Live a life well-lived. Sit with your people, commune–the people in your neighbourhood, your churches, your kids’ dance classes and the lady teaching piano. Learn from them, share with them and share what you know; be present. And do the things you want to do. Though it’s awful hard to change some circumstances, keep moving towards occupying the everyday with the things you want to do.
Don’t just write a bucket list of the top ten things I want to do before I die. Do a ‘what am I going to do today that I WANT to do today’ list. If the Knitting Pinterest board sits untouched, time to change that. If you plan to learn the piano, have your daughter teach you. If you don’t want to spend an hour in the kitchen outdoing Martha, don’t. Or you’ve had enough with that math program, find something else. You want to save for Paris—set money aside every day. You like a cappuccino with a book every morning, set an alarm clock.
There was this teenage bucket list dream I had, volunteering in Africa.
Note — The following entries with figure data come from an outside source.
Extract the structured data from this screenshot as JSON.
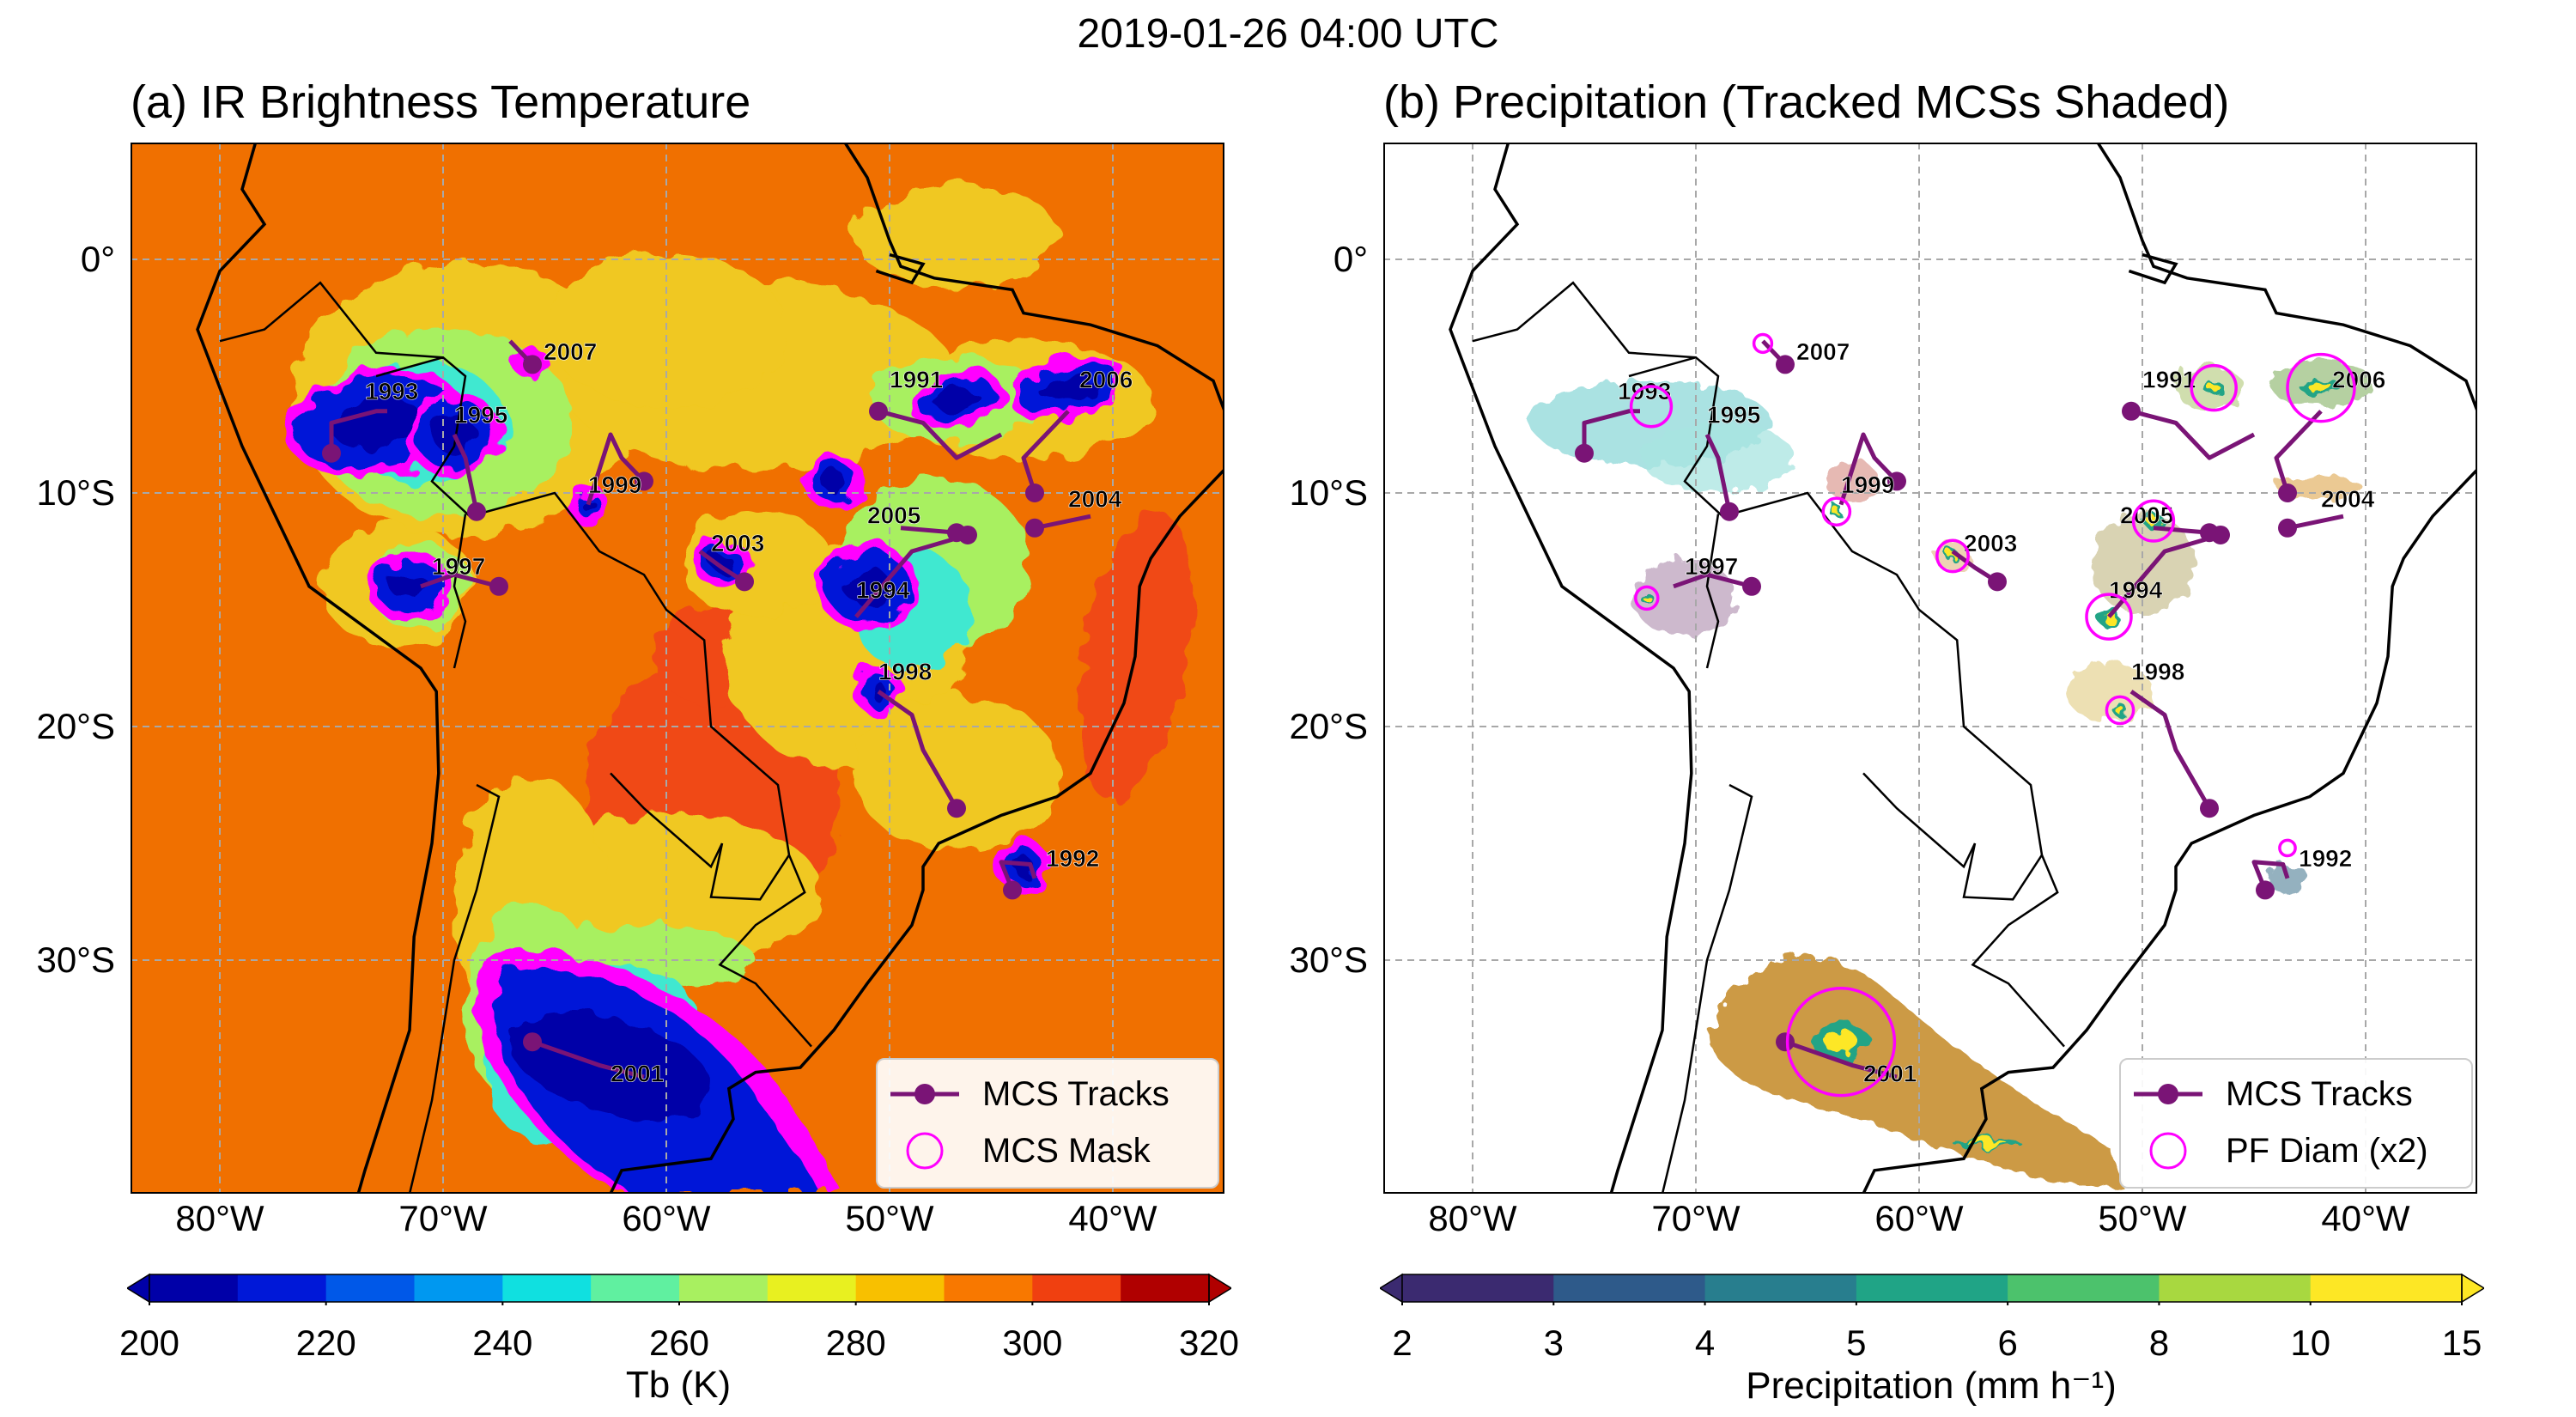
{
  "figure": {
    "suptitle": "2019-01-26 04:00 UTC"
  },
  "panel_a": {
    "title": "(a) IR Brightness Temperature",
    "legend": {
      "tracks": "MCS Tracks",
      "mask": "MCS Mask"
    },
    "colorbar": {
      "label": "Tb (K)",
      "ticks": [
        "200",
        "220",
        "240",
        "260",
        "280",
        "300",
        "320"
      ],
      "colors": [
        "#0000a8",
        "#0018d8",
        "#0058e8",
        "#0098f0",
        "#10e0e0",
        "#60f0a0",
        "#a8f060",
        "#e8f020",
        "#f8c000",
        "#f87800",
        "#f04010",
        "#b00000"
      ]
    },
    "background_colors": {
      "land_warm": "#f07000",
      "hot": "#f04818",
      "cool": "#f0c820",
      "cold": "#90e8a0",
      "mask": "#ff00ff",
      "deep": "#0010d0"
    }
  },
  "panel_b": {
    "title": "(b) Precipitation (Tracked MCSs Shaded)",
    "legend": {
      "tracks": "MCS Tracks",
      "mask": "PF Diam (x2)"
    },
    "colorbar": {
      "label": "Precipitation (mm h⁻¹)",
      "ticks": [
        "2",
        "3",
        "4",
        "5",
        "6",
        "8",
        "10",
        "15"
      ],
      "colors": [
        "#3b2a70",
        "#2e5a8a",
        "#287e8e",
        "#20a486",
        "#4cc26c",
        "#a8d840",
        "#fde725"
      ]
    }
  },
  "axes": {
    "lon_ticks": [
      "80°W",
      "70°W",
      "60°W",
      "50°W",
      "40°W"
    ],
    "lat_ticks": [
      "0°",
      "10°S",
      "20°S",
      "30°S"
    ]
  },
  "tracks": [
    {
      "id": "1991",
      "path": [
        [
          -45,
          -7.5
        ],
        [
          -47,
          -8.5
        ],
        [
          -48.5,
          -7
        ],
        [
          -50.5,
          -6.5
        ]
      ],
      "label_at": [
        -50,
        -5.5
      ],
      "end": "last"
    },
    {
      "id": "1992",
      "path": [
        [
          -44.5,
          -27
        ],
        [
          -45,
          -25.8
        ],
        [
          -43.7,
          -25.9
        ],
        [
          -43.5,
          -26.5
        ]
      ],
      "label_at": [
        -43,
        -26
      ],
      "end": "first"
    },
    {
      "id": "1993",
      "path": [
        [
          -75,
          -8.3
        ],
        [
          -75,
          -7
        ],
        [
          -73,
          -6.5
        ],
        [
          -72.5,
          -6.5
        ]
      ],
      "label_at": [
        -73.5,
        -6
      ],
      "end": "first"
    },
    {
      "id": "1994",
      "path": [
        [
          -51.5,
          -15.3
        ],
        [
          -49,
          -12.5
        ],
        [
          -46.5,
          -11.8
        ]
      ],
      "label_at": [
        -51.5,
        -14.5
      ],
      "end": "last"
    },
    {
      "id": "1995",
      "path": [
        [
          -68.5,
          -10.8
        ],
        [
          -69,
          -8.5
        ],
        [
          -69.5,
          -7.5
        ]
      ],
      "label_at": [
        -69.5,
        -7
      ],
      "end": "first"
    },
    {
      "id": "1997",
      "path": [
        [
          -67.5,
          -14
        ],
        [
          -69.5,
          -13.5
        ],
        [
          -71,
          -14
        ]
      ],
      "label_at": [
        -70.5,
        -13.5
      ],
      "end": "first"
    },
    {
      "id": "1998",
      "path": [
        [
          -47,
          -23.5
        ],
        [
          -48.5,
          -21
        ],
        [
          -49,
          -19.5
        ],
        [
          -50.5,
          -18.5
        ]
      ],
      "label_at": [
        -50.5,
        -18
      ],
      "end": "first"
    },
    {
      "id": "1999",
      "path": [
        [
          -61,
          -9.5
        ],
        [
          -62,
          -8.5
        ],
        [
          -62.5,
          -7.5
        ],
        [
          -63.5,
          -10.5
        ]
      ],
      "label_at": [
        -63.5,
        -10
      ],
      "end": "first"
    },
    {
      "id": "2001",
      "path": [
        [
          -66,
          -33.5
        ],
        [
          -63,
          -34.5
        ],
        [
          -61,
          -35
        ]
      ],
      "label_at": [
        -62.5,
        -35.2
      ],
      "end": "first"
    },
    {
      "id": "2003",
      "path": [
        [
          -56.5,
          -13.8
        ],
        [
          -57.5,
          -13.2
        ],
        [
          -58.5,
          -12.5
        ]
      ],
      "label_at": [
        -58,
        -12.5
      ],
      "end": "first"
    },
    {
      "id": "2004",
      "path": [
        [
          -43.5,
          -11.5
        ],
        [
          -41,
          -11
        ]
      ],
      "label_at": [
        -42,
        -10.6
      ],
      "end": "first"
    },
    {
      "id": "2005",
      "path": [
        [
          -47,
          -11.7
        ],
        [
          -49.5,
          -11.5
        ]
      ],
      "label_at": [
        -51,
        -11.3
      ],
      "end": "first"
    },
    {
      "id": "2006",
      "path": [
        [
          -43.5,
          -10
        ],
        [
          -44,
          -8.5
        ],
        [
          -42,
          -6.5
        ]
      ],
      "label_at": [
        -41.5,
        -5.5
      ],
      "end": "first"
    },
    {
      "id": "2007",
      "path": [
        [
          -66,
          -4.5
        ],
        [
          -67,
          -3.5
        ]
      ],
      "label_at": [
        -65.5,
        -4.3
      ],
      "end": "first"
    }
  ],
  "pf_circles": [
    {
      "lon": -63.5,
      "lat": -33.5,
      "r": 2.4
    },
    {
      "lon": -42,
      "lat": -5.5,
      "r": 1.5
    },
    {
      "lon": -46.8,
      "lat": -5.5,
      "r": 1.0
    },
    {
      "lon": -72,
      "lat": -6.3,
      "r": 0.9
    },
    {
      "lon": -51.5,
      "lat": -15.3,
      "r": 1.0
    },
    {
      "lon": -49.5,
      "lat": -11.2,
      "r": 0.9
    },
    {
      "lon": -58.5,
      "lat": -12.7,
      "r": 0.7
    },
    {
      "lon": -63.7,
      "lat": -10.8,
      "r": 0.6
    },
    {
      "lon": -51,
      "lat": -19.3,
      "r": 0.6
    },
    {
      "lon": -72.2,
      "lat": -14.5,
      "r": 0.5
    },
    {
      "lon": -67,
      "lat": -3.6,
      "r": 0.4
    },
    {
      "lon": -43.5,
      "lat": -25.2,
      "r": 0.35
    }
  ],
  "coastline": [
    [
      -80,
      9
    ],
    [
      -77.5,
      8
    ],
    [
      -79,
      3
    ],
    [
      -78,
      1.5
    ],
    [
      -80,
      -0.5
    ],
    [
      -81,
      -3
    ],
    [
      -80,
      -5.5
    ],
    [
      -79,
      -8
    ],
    [
      -77,
      -12
    ],
    [
      -76,
      -14
    ],
    [
      -71,
      -17.5
    ],
    [
      -70.3,
      -18.5
    ],
    [
      -70.2,
      -22
    ],
    [
      -70.5,
      -25
    ],
    [
      -71.3,
      -29
    ],
    [
      -71.5,
      -33
    ],
    [
      -72.5,
      -36
    ],
    [
      -73.5,
      -39
    ],
    [
      -73.8,
      -40
    ]
  ],
  "coastline_east": [
    [
      -62.5,
      -40
    ],
    [
      -62,
      -39
    ],
    [
      -58,
      -38.5
    ],
    [
      -57,
      -36.8
    ],
    [
      -57.2,
      -35.5
    ],
    [
      -56,
      -34.8
    ],
    [
      -54,
      -34.6
    ],
    [
      -52.5,
      -33
    ],
    [
      -51,
      -31
    ],
    [
      -49,
      -28.5
    ],
    [
      -48.5,
      -27
    ],
    [
      -48.5,
      -26
    ],
    [
      -47.8,
      -25
    ],
    [
      -45,
      -23.8
    ],
    [
      -42.5,
      -23
    ],
    [
      -41,
      -22
    ],
    [
      -39.5,
      -19
    ],
    [
      -39,
      -17
    ],
    [
      -38.8,
      -14
    ],
    [
      -38.3,
      -12.8
    ],
    [
      -37,
      -11
    ],
    [
      -35,
      -9
    ],
    [
      -34.8,
      -7
    ],
    [
      -35.5,
      -5.2
    ],
    [
      -38,
      -3.7
    ],
    [
      -41,
      -2.8
    ],
    [
      -44,
      -2.3
    ],
    [
      -44.5,
      -1.3
    ],
    [
      -48,
      -0.8
    ],
    [
      -49.5,
      -0.3
    ],
    [
      -50,
      0.8
    ],
    [
      -51,
      3.5
    ],
    [
      -52,
      5
    ],
    [
      -54,
      5.8
    ],
    [
      -57,
      6
    ],
    [
      -60,
      8.5
    ],
    [
      -62,
      9
    ]
  ],
  "coastline_amazon": [
    [
      -50.6,
      -0.5
    ],
    [
      -49,
      -1
    ],
    [
      -48.5,
      -0.2
    ],
    [
      -50,
      0.2
    ]
  ],
  "borders": [
    [
      [
        -73,
        -5
      ],
      [
        -70,
        -4.2
      ],
      [
        -69,
        -5
      ],
      [
        -69.5,
        -8
      ],
      [
        -70.5,
        -9.5
      ],
      [
        -68.8,
        -11
      ],
      [
        -65,
        -10
      ],
      [
        -63,
        -12.5
      ],
      [
        -61,
        -13.5
      ],
      [
        -60,
        -15
      ],
      [
        -58.3,
        -16.3
      ],
      [
        -58,
        -20
      ],
      [
        -55,
        -22.5
      ],
      [
        -54.5,
        -25.5
      ],
      [
        -53.8,
        -27.1
      ],
      [
        -56,
        -28.5
      ],
      [
        -57.6,
        -30.2
      ],
      [
        -56,
        -31
      ],
      [
        -53.5,
        -33.7
      ]
    ],
    [
      [
        -80,
        -3.5
      ],
      [
        -78,
        -3
      ],
      [
        -75.5,
        -1
      ],
      [
        -73,
        -4
      ],
      [
        -70,
        -4.2
      ]
    ],
    [
      [
        -69,
        -10.9
      ],
      [
        -69.5,
        -14
      ],
      [
        -69,
        -15.5
      ],
      [
        -69.5,
        -17.5
      ]
    ],
    [
      [
        -57.5,
        -25
      ],
      [
        -58,
        -27.3
      ],
      [
        -55.8,
        -27.4
      ],
      [
        -54.5,
        -25.5
      ]
    ],
    [
      [
        -62.5,
        -22
      ],
      [
        -61,
        -23.5
      ],
      [
        -58,
        -26
      ],
      [
        -57.5,
        -25
      ]
    ],
    [
      [
        -68.5,
        -22.5
      ],
      [
        -67.5,
        -23
      ],
      [
        -68.5,
        -27
      ],
      [
        -69.5,
        -30
      ],
      [
        -70,
        -33
      ],
      [
        -70.5,
        -36
      ],
      [
        -71.5,
        -40
      ]
    ]
  ]
}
Hard to imagine that it actually came true. When I walk past our front yard firepit, my senses question where I am? The fragrance of Africa–burnt garbage.
I checked that dream off the list, but that dream didn’t live up to its romantic notions. Amped up on anti-malarials and stomach-protectant Dukoral, I vaccinated against nearly everything, flew eighteen hours (in four planes) with four children over five days and drove three hours crammed in the back of an ambulance up 6000 feet into the Great Rift Valley where I would welcome water shortages, rice and beans, and irregular electricity, spend my every day with people that didn’t get me but encourage complete strangers by the mere act of my presence. It wasn’t Jane Goodall romantic, but it was exhilarating. A life changer toward gratefulness, simplicity, sharing, and carpe dieming the rest of my life.
When I was on my way home, luxuriating in a four star Parisian hotel, I wrote in one of my final blogs, “It was a bittersweet goodbye to Africa. I’d always wanted to go, so I’m worried I’ll never come back. But it’s like the moment when you know you’re finished having children, you can’t imagine not carrying another baby, not holding another newly birthed baby in your arms…you want to know that you can have that experience again, but then, really, no, actually you don’t want to do that again”.
In my life well-lived, I aspire to sharing my time in the third world. It’s hard to shift gears and say that my children’s new friendships or my house building project gets put on hold. It’s even more difficult that I’m about to enter into a non-spa-like restricted dieting regimen. Or wondering if we’re bringing enough water cleaning tablets, and clothing ourselves appropriately to fend off anopheles mosquitos sharing their malarial gifts.
Now we get to do it all again. I welcome you to join me on my other blog, followthewiedricks.wordpress.com, as we count down to our next trip to Africa. This time, West Africa–the country of Ghana.
“Look closely at the present you are constructing.
It should look like the future you are dreaming”.